In particular, McCloud’s definition makes me think of Mark Z. Danielewski’s The Familiar series, which employs many experimental methods of presenting its stories. You can’t listen to an audiobook of The Familiar without losing a lot of the effect, nor can you efficiently read it on a Kindle. Despite relying primarily on words and prose to tell its story, I think The Familiar meets the criteria we use (or at least McCloud uses) to define graphic novels. Take the four pages below, which occur as Xanther, one of the main characters, looks out into a heavy rainstorm and finds herself filled with all sorts of questions and anxieties.
Danielewski does not actually draw out raindrops – only words are used to create the effects on the page. Each “drop” is actually a question that Xanther is thinking about, so the overall effect is to show her obsession with the rain but also compare the raindrops to the questions in her head. Without the “image” of the rain, there is a significant effect that is lost in these pages. So in these pages we have the “other images” part of the definition, the “convey information” part of the definition, the “aesthetic response” part of the definition, the “juxtaposed” part of the definition (against the words that make up the drops, and the plainer words on the first two linked pages), and the “sequential” part of the definition, as the pages succeed one another to give the effect of the rain increasing in intensity. Visual effects like this are not exclusive to this scene – they pepper the book, which is still primarily “typical” prose, written in paragraph form (though the style of writing and the use of punctuation and fonts to give characters different voices still separates the writing from a normal novel).

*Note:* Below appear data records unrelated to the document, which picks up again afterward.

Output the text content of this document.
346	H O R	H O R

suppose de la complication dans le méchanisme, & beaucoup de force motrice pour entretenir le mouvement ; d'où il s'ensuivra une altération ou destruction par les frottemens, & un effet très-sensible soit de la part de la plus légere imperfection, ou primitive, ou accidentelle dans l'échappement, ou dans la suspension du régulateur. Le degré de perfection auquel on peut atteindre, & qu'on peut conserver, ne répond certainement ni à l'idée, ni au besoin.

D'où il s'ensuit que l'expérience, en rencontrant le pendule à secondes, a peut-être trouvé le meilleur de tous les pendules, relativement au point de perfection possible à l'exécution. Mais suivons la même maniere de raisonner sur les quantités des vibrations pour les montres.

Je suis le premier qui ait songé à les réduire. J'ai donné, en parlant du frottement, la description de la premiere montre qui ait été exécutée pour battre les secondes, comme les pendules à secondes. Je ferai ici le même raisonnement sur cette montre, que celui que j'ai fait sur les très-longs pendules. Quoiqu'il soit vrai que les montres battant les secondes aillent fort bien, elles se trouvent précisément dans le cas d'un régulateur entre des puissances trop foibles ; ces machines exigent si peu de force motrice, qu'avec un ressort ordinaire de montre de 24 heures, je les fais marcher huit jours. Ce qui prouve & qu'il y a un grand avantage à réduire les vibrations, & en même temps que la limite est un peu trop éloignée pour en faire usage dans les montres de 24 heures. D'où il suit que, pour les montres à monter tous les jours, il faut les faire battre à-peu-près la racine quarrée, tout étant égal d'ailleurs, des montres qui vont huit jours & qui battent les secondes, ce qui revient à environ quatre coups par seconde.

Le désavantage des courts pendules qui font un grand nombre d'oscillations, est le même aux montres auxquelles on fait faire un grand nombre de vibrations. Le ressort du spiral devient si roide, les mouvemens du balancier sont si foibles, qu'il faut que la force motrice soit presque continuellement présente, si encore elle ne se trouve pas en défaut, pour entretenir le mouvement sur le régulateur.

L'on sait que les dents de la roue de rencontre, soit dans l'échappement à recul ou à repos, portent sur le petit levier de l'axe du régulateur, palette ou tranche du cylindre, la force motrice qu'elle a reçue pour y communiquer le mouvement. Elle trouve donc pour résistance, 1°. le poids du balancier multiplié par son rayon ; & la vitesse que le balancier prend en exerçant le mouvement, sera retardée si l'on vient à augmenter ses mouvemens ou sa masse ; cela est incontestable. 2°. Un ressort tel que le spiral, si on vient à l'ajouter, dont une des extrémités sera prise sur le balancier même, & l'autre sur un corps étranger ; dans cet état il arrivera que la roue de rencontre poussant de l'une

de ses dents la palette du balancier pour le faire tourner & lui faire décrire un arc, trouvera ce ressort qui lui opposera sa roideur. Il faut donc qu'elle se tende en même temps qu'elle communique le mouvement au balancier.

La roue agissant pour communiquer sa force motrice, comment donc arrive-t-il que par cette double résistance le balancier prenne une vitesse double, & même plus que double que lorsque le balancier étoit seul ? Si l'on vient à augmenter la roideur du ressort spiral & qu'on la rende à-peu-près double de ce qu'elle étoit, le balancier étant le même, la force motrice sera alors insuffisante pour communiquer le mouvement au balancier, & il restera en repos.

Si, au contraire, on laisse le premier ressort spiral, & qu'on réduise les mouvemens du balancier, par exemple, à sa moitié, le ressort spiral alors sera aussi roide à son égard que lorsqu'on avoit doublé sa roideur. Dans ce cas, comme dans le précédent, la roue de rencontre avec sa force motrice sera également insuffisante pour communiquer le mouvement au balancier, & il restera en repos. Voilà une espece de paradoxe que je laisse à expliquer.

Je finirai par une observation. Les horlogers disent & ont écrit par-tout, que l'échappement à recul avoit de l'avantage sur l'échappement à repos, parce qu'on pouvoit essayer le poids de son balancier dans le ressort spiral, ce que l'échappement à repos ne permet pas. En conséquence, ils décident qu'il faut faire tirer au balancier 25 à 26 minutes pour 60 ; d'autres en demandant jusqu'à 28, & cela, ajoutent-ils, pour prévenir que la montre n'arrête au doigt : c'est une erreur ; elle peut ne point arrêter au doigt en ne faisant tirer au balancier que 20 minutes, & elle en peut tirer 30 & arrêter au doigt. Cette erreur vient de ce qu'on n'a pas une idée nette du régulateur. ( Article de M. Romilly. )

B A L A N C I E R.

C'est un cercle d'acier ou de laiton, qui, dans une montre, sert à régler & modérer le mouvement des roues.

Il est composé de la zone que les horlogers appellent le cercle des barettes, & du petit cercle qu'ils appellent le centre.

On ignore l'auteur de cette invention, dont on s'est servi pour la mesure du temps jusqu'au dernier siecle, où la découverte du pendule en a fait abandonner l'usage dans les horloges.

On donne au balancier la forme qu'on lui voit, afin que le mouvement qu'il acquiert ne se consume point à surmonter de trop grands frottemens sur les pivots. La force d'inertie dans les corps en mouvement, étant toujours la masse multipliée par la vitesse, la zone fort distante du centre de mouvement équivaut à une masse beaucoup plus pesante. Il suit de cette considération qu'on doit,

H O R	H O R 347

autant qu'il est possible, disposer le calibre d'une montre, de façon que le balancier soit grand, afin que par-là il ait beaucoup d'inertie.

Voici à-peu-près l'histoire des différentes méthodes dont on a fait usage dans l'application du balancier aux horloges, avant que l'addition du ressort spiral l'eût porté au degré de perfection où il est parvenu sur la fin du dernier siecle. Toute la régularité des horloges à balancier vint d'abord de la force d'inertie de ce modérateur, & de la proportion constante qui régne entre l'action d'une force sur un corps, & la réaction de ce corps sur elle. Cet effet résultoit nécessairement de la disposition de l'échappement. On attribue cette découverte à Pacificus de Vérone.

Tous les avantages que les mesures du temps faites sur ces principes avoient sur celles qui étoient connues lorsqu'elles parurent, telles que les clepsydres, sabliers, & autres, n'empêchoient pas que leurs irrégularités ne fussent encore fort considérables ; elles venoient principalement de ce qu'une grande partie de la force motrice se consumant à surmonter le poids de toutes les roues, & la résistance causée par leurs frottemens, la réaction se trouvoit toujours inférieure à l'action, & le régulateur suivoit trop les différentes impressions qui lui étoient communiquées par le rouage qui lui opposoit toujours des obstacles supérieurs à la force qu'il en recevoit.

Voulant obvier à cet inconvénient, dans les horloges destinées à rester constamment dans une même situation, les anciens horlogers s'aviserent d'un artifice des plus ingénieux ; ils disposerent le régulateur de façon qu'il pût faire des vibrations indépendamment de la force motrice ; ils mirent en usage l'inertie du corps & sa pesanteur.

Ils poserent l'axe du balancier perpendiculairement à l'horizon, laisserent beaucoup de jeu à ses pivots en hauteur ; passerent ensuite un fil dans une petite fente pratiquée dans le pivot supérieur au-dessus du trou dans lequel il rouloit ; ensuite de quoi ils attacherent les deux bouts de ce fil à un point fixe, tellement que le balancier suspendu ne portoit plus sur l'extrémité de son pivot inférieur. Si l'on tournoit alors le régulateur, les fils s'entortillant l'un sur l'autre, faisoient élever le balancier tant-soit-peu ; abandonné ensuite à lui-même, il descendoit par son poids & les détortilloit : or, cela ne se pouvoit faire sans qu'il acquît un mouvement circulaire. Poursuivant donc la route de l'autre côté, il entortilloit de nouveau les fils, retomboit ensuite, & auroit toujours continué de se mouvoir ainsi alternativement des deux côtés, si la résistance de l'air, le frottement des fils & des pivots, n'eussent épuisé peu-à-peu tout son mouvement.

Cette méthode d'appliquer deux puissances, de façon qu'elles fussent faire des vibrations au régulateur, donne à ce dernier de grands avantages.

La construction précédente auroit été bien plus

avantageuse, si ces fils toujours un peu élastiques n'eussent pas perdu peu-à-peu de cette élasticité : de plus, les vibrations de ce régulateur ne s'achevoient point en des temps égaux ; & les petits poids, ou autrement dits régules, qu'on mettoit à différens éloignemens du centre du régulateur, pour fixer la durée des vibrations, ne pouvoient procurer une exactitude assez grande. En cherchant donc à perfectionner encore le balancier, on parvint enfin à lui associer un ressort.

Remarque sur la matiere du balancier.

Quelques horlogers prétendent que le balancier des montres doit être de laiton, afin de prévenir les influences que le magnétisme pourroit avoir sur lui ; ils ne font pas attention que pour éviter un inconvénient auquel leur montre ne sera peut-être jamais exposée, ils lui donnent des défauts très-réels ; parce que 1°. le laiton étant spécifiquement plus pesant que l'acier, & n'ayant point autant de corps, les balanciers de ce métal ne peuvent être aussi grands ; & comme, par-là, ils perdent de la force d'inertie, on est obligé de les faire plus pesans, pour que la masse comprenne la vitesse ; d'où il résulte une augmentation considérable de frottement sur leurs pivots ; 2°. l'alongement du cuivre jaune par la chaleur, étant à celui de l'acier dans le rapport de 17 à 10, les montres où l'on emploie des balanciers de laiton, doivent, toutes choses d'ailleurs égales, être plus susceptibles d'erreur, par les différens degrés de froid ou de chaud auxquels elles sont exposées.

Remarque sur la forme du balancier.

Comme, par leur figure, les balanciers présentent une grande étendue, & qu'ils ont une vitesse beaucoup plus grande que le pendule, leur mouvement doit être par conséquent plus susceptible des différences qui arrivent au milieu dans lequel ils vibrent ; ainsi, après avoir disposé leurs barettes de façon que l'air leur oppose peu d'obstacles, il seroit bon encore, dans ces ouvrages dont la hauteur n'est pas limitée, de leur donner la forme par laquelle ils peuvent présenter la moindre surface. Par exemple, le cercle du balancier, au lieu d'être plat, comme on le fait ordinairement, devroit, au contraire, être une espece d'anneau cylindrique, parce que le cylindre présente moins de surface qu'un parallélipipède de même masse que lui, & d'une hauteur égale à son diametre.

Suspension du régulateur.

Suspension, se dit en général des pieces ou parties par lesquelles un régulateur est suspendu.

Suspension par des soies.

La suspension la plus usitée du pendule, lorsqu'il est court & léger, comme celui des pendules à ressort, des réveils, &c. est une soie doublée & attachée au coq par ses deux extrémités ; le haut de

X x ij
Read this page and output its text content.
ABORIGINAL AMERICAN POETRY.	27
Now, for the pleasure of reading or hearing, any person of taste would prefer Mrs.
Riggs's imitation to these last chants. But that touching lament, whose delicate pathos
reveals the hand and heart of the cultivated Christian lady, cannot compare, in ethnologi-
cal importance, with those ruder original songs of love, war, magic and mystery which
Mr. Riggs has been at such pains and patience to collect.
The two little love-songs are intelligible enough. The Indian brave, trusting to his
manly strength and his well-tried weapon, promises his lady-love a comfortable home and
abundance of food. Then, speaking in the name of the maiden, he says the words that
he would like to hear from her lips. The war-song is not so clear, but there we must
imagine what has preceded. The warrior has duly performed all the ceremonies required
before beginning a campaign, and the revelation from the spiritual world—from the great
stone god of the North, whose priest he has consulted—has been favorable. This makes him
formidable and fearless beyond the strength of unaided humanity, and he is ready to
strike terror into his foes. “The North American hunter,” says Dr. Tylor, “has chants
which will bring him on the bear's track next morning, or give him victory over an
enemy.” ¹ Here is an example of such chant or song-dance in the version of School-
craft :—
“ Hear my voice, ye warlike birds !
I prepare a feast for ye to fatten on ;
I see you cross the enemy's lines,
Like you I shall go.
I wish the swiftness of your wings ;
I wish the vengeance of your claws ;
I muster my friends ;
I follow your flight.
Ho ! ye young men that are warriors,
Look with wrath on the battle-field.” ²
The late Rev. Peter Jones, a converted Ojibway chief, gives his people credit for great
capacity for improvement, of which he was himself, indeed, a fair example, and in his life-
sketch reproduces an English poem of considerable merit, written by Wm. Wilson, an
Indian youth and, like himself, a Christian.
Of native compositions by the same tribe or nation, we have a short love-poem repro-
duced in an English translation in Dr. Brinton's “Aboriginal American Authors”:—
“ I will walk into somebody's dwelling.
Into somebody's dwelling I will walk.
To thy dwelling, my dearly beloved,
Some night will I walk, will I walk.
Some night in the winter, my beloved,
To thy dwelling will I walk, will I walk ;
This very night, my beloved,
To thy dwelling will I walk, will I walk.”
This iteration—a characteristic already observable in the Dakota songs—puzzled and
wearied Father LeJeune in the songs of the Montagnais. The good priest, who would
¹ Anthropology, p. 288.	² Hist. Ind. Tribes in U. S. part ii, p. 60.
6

When another character, Cas, is reading off of a giant orb, Danielewski shows us what she’s reading by printing the text out as though it was actually on an orb, wrapping around in a spherical pattern, the words shrinking as they reach the edge. Cas’s prose sections also have circular indents in them as well, to show her connection to the orb. Again, these are sequential juxtaposed images that seem to fit McCloud’s definition of a comic. The images are comprised of words, as is the majority of the novel, but they are still sequential images that forward the story. The text alone could not convey the story – the shape of the words, the images, are essential to getting the feeling across. Even if you feel the story can be conveyed by words alone, McCloud’s definition does allow for aesthetic purposes, which these word-images certainly provide.
So the question I feel this raises is simple: is there a place in the graphic novel canon for a “novel heavy” graphic novel? I would argue that, at least under certain definitions, books like Danielewski’s could be defined as graphic novels, simply a type that relies more on the “novel” part of the term. It seems strange to classify them as such, but if it’s felt that they cannot be looked at as graphic, then it also lends credence to the idea that the way we define graphic novels needs to be more stringent in order to exclude books like The Familiar.